Ⅰ エピローグ
「俺、朱音さんが好きでした」
窓側の席からゆっくりと流れる景色を眺め、俺は今朝の出来事を思い出していた。
「むにゃむにゃ。私、頑張るね~」
隣に目をやると俺の肩を枕にしている碧依が、何やら口をもごもごとさせて寝言を言う。
「ったく。どんな夢を見てるんだか」
そんなだらしない表情をしている碧依が面白くて、思わず笑みがこぼれる。
結局山から下りた俺たちが碧依の家に到着した頃には、朝ごはんというには遅い時間だった。
だけど碧依が鼻息を荒くして「朝ごはん作るから待っててね」と言うもんだから、外食でいいじゃんとも言えず。
結果としてめっちゃ美味かったんですけどね。いや、碧依可愛い補正とか抜きにしても。
ただ、電車の時間もあったから、適当にお風呂だけ済ませてそのまま寝ずに駅へ向かった。
それで寝不足だった碧依が発車早々ぐーすかぴーと寝始めたのだ。
俺も寝たかったけど乗り過ごすわけにもいかないし、こうして外の景色でも眺めて気を紛らわしている。
まぁ、肩に寄りかかる子のせいで目が冴えているという理由もあるけど。
それに、俺には今朝の出来事で少し……というか大分喉元に引っかかっていることがあった。
なんで、碧依はあんな嘘をついたんだろう。
そっと碧依に目を向ける。
「すぴぃ」
ほんと気持ちよさそうに寝てるな。
碧依は昔から嘘をつくときにとある癖がある。
それが鼻をポリポリと掻くというもの。だけれどこれは昔俺が指摘したことがあるから、それからあまり見なくなった。
でも、もう一つ。碧依には分かりやすい癖がある。
それは目を見て話をした時、嘘をついていると碧依は必ず目を逸らす。
多分だけど、碧依はめっちゃいい子だから嘘という罪悪感で目を見て話せなくなるということだろうなと俺は推測している。
だからあの時も、
「なぁ、碧依。お墓から今までのことって覚えてるか?」
と聞いたときに碧依は、
「ごめん。何でこんな状況になってるのか正直分からないんだけど」
と目を逸らしながら答えた。
これが嘘ならば、碧依は全てを覚えているということになる。
でもそれだけじゃ確信しきれなかった俺は、そのあと少しばかり罠を仕掛けさせてもらった。

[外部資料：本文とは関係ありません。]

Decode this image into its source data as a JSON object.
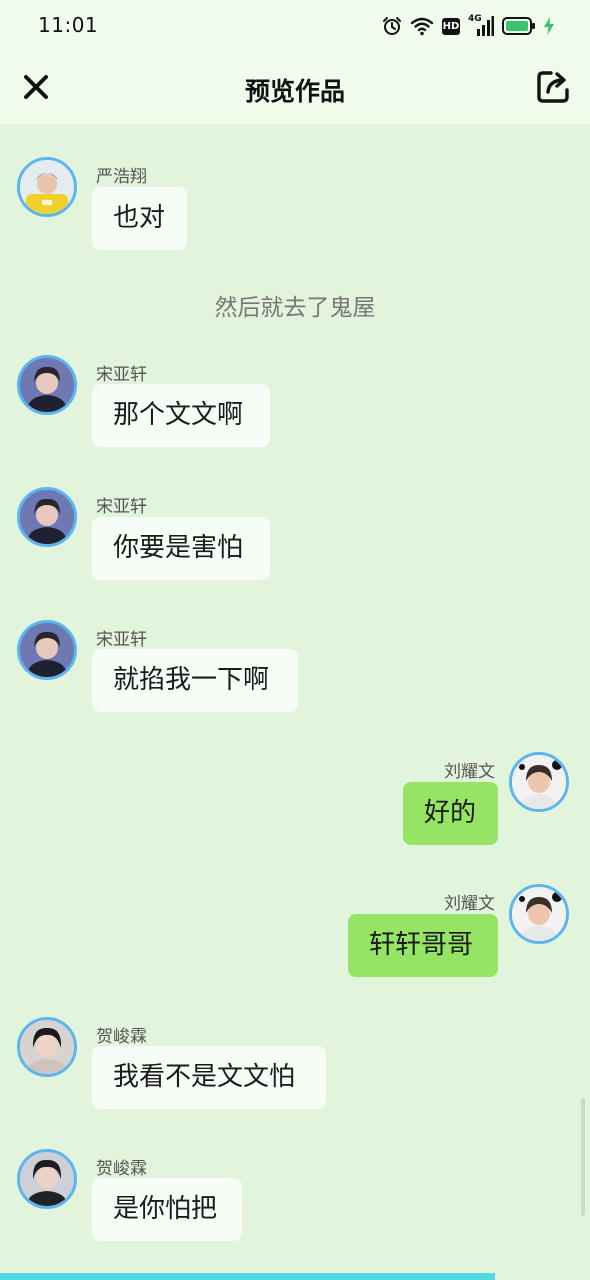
{
  "status_bar": {
    "time": "11:01",
    "icons": [
      "alarm-icon",
      "wifi-icon",
      "hd-icon",
      "signal-4g-icon",
      "battery-icon",
      "charging-icon"
    ],
    "hd_label": "HD",
    "network_label": "4G"
  },
  "header": {
    "title": "预览作品",
    "close_icon": "close-icon",
    "share_icon": "share-icon"
  },
  "colors": {
    "background": "#e3f4dc",
    "header_background": "#f0fbec",
    "incoming_bubble": "#f6fcf6",
    "outgoing_bubble": "#95e463",
    "avatar_border": "#5cb6ee",
    "progress_line": "#4fd9e3"
  },
  "messages": [
    {
      "type": "incoming",
      "sender": "严浩翔",
      "text": "也对"
    },
    {
      "type": "system",
      "text": "然后就去了鬼屋"
    },
    {
      "type": "incoming",
      "sender": "宋亚轩",
      "text": "那个文文啊"
    },
    {
      "type": "incoming",
      "sender": "宋亚轩",
      "text": "你要是害怕"
    },
    {
      "type": "incoming",
      "sender": "宋亚轩",
      "text": "就掐我一下啊"
    },
    {
      "type": "outgoing",
      "sender": "刘耀文",
      "text": "好的"
    },
    {
      "type": "outgoing",
      "sender": "刘耀文",
      "text": "轩轩哥哥"
    },
    {
      "type": "incoming",
      "sender": "贺峻霖",
      "text": "我看不是文文怕"
    },
    {
      "type": "incoming",
      "sender": "贺峻霖",
      "text": "是你怕把"
    }
  ]
}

「ったく、朱音さんには振られちゃったし。やけ食いだぜ!」
「そうだね。でも涼太君には私が居るでしょ!」
なぁ、碧依。
なんでそこで俺に聞き返さないんだ?
えっ、振られたの? とか。
えっ、告白したの? とかさ。
だって、俺は朱音さんに告白したとも、振られたとも一言も碧依には話してないんだから。
俺はこの時に確信した。碧依は全て覚えてるいると。
何で覚えてないって嘘をついたんだろうか。
そこで一つの推論に達する。
あの時の朱音さんは全て碧依の演技ではなかったのかと。
正直信じたくはないけれど、碧依の性格を考えればしっくりとくる。
優しい碧依のことだ。俺の朱音さんに対する想いに気づいて、ああいった場を用意してくれたのかもしれない。
すっかり騙された俺だけど、でも妙にリアリティがあったんだよな。
顔は姉妹で似ていることもあるけれど、最後の方なんて今思い出しても朱音さんとしか思えない。
そしてもう一度碧依を見る。
「むにゃむにゃ」
あー、いちいち可愛いなもう。
この寝顔を見ているとそんなことなんてどうでもよくなってくる。
だけど、仮にだけど、朱音さんが碧依だったとして、俺ってめっちゃ恥ずかしいこと言ってたんじゃないか?
起きたとき確認するか? だけどそれはせっかくの碧依の厚意を無駄にするのと同じだし。
ああーっ! と俺は頭を掻く。
「ったく。お前のせいだぞ碧依」
つんと碧依のほっぺたを突っつく。
「ふにゃん」
すると、まるで猫のような撫で声で返事をした。
思わず恥ずかしくなって、窓の方を向いてしまう。
……。
ま、いいか。とりあえず今のところは保留にしておこう。
あれこれ考えても仕方ないし、碧依も覚えてないって貫き通しそうな雰囲気だし。
事の真相は、もしかしたら時間がたてば自然と碧依の方から話してくれるかもしれないし。
だから今は。
俺はもう一度碧依の方へと向き直る。
そしてもう一度ほっぺたをつんつんと突っついた。
「ふにゅ~」
この可愛い生き物を愛でることで、もやもやした気持ちを紛らわせることにするか。